Eigentlich hatte dieses Thema im Mittelpunkt der Konferenz stehen sollen, doch wurde es von Politiker- und Unternehmervorschlägen der letzten Wochen etwas in den Hintergrund gedrängt. Von verschiedenen Seiten war eine Erhöhung der Freibeträge gefordert worden. Mehr Bezieher niedriger Einkommen sollen so die Möglichkeit erhalten, ergänzende Sozialhilfe zu beantragen. Erst letzte Woche hatte DIHT-Präsident Hans Peter Stihl im „Stern“ gefordert, „der Staat (solle) in den unteren Lohngruppen mit sozialpolitischen Maßnahmen aufstocken“. Die Sozialhilfe möchte er im Gegenzug für fünf Jahre eingefroren haben. (DIHT = Deutscher Industrie- und Handelstag)

Die Bundesregierung, so BAG-SHI-Geschäftsführerin Cora Molloy, bereite bereits eine entsprechende Verordnung vor, die schon im Frühjahr in Kraft treten könnte. Die Sozialhilfeinitiativen fühlen sich in einer schizophrenen Lage. Natürlich sind sie dafür, daß „Niedriglöhner“ mehr Geld bekommen, doch hat die Sache einen entscheidenden Haken: Das Bundessozialhilfegesetz kennt ein sog. Lohnabstandsgebot, nach dem die Sozialhilferegelsätze immer um einen bestimmten Betrag unter den niedrigsten Löhnen liegen müssen. Werden diese aber gesenkt, weil die Bezieher niedriger Einkommen mehr zusätzliche Sozialhilfe erhalten, so fallen auch die Regelsätze. 1999 soll das Abstandsgebot erstmalig zur Anwendung kommen. Für die „Niedriglöhner“ würde das Ganze wahrscheinlich zum Null-Summen-Spiel, für die Nichterwerbstätigen unter den Sozialhilfeempfängern gäbe es aber eine „Katastrophe“, so Molloy im Pressegespräch.
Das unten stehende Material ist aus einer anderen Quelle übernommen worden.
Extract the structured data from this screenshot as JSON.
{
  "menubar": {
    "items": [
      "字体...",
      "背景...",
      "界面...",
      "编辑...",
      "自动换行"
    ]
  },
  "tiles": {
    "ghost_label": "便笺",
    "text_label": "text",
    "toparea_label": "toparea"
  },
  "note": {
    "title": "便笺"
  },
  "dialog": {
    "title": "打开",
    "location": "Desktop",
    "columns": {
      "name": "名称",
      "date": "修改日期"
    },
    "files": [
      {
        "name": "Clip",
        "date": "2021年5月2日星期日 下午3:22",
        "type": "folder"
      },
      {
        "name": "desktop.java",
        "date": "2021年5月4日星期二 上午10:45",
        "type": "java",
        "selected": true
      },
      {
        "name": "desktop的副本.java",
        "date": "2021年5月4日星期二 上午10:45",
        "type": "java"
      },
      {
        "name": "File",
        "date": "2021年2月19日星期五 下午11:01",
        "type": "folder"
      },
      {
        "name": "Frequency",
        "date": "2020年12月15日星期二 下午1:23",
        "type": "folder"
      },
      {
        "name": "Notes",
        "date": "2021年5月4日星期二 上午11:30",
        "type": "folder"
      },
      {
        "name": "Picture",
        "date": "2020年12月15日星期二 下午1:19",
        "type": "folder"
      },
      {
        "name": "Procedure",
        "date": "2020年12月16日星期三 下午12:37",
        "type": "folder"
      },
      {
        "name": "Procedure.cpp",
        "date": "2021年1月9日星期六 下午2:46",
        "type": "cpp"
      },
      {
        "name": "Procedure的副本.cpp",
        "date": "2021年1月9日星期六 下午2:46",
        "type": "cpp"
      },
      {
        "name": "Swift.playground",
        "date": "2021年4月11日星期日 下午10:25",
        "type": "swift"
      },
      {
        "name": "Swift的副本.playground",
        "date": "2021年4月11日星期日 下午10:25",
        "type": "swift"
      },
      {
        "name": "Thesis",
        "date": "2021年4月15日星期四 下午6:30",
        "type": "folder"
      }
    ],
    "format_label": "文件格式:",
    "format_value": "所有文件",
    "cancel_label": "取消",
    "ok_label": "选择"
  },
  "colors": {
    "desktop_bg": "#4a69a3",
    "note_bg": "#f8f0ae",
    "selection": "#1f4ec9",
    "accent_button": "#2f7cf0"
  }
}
Sie befürchtet, daß die Bundesregierung sich im Wahljahr als Wohltäterin aufspielen wird, denn zunächst würde keiner die negativen Seiten spüren. Eine alleinerziehende und halbtags arbeitende Mutter könnte z.B. gut monatlich 200 DM mehr im Portmonnaie finden. Die Folgen wären erst ein Jahr später, wenn die Wahlen gelaufen sind, zu spüren.

Die rund 80 Teilnehmer der Konferenz rangen sich also unter diesen Bedingung zu einer Ablehnung der Freibetragserhöhung durch. Sie sahen in ihnen ein „Trojanisches Pferd für massive Lohn- und Sozialhilfesenkungen“, wie es in einem Positionspapier heißt. Die Formulierung stammt übrigens von DIHT-Chef Stihl. Der hatte Anfang Oktober gegenüber der „Wirtschaftswoche“ Klartext gesprochen: Die Erhöhung der Freibeträge sei „eine Art Trojanisches Pferd, das wir bei den Gewerkschaften und Sozialpolitikern aufstellen“.

Die Initiativen, deren Mitglieder sehr genau wissen, wovon sie reden, da sie oftmals selbst auf Arbeitslosen- oder Sozialhilfe angewiesen sind, sind jedenfalls alarmiert. Bis zum Ende des Jahres sollen die Parteien und Gewerkschaften bearbeitet werden. Bewußtsein soll geschaffen werden über das, was die Bundesregierung als wohlfeile Wahlhilfe plant. Bleibt zu hoffen, daß auf der nächsten BAG-SHI-Versammlung im Frühjahr eine positive Bilanz dieser Bemühungen gezogen werden kann. (wop)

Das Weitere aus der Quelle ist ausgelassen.